Well, that was…me. And as I attended a Saturday matinee of The Music Man at New York’s Winter Garden Theater, I sat amid a sea of ​​other masked music mavens — men, women, and children — in mufti, under forms as effective as Hill’s (the marvelous Hugh Jackman) concealing his talent for trickery on stage.

As enticing as the family show was, the real drama drifted offstage, with a series of serious rules and regulations used to constrain the virulent disease that knocked the ticket for so many on Broadway and beyond.

Prior to entering the theater, ticketed patrons were required to show proof of up-to-date vaccinations and government or school-issued identifications, a pandemic safety kit including the aforementioned masks, which were required to be worn at the inside.

And Broadway means business: an usher holding a “Mask Up” sign was a true sign of the times greeting those who found their place.

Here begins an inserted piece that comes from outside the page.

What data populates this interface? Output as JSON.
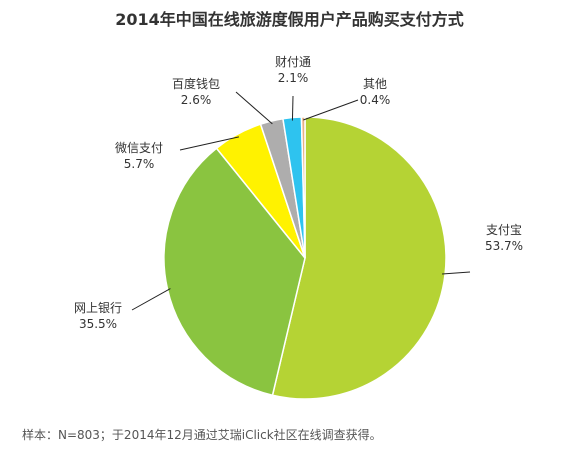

That covers the more selfish among theatergoers who wanted to take selfies without their masks. A gentleman a few seats away took off his blanket for a selfie, only to be immediately advised by an usher to put it back on. (It was hard to tell if the usher was smiling when he said it; he had a mask on after all.)

And if Broadway seems a bit out of the picture for those looking for entertainment these days, there’s always Broadway next door – like off Broadway, about 90 miles away. The Bristol Riverside Theater and New Hope’s Bucks County Playhouse have full seasons with their own cautionary tales: According to their websites, BRT currently offers a mask option while requiring full vaccination and proof of identification or a recent COVID test negative, while the Playhouse is currently masks mandatory with no proof of vaccination requested. (Theater goers should check venues or call theaters for changes.)

Back on Broadway, not everyone needs to bring an N95 to 51st Street: Artists mingle on stage without them and even canoodling can’t concede to COVID: When Hill and Marian the Librarian (Sutton Foster ) finally kiss on stage, sealing the deal with a kiss, it was such a celebratory moment that the audience could have been forgiven if they ripped off their masks and threw them in the air. (Well, maybe not forgiven; rules are rules, and no one has.)

(It should be noted that both stars had crossover issues during the run. Both came down with COVID early in the show’s engagement and followed CDC protocols for dealing with the disease.)

However, not all stars of the stage avoid masks: The Phantom of the Opera began wearing one on Broadway 34 years ago and continues to this day. But it doesn’t go smoothly onstage: indeed, the Phantom must face off against Broadway’s only recognized anti-masker as Christine tries to rip him out of his face at every performance. (It’s not the music of the night that the audience hears; it’s its cry.)

Broadway’s Spring Awakening this season is a heroic reminder that is not out of place: after all, what other performing art has the masks of comedy and tragedy as its iconic symbol?

Comedy tonight? After two years, wary theatergoers look set to have fun again as the industry’s own COVID protocols are evolving and easing. (Best to contact the theater for any rule changes.)

Curtain up – and, for now, masks too.

Michael Elkin is a playwright, theater critic and novelist. He lives in Abington.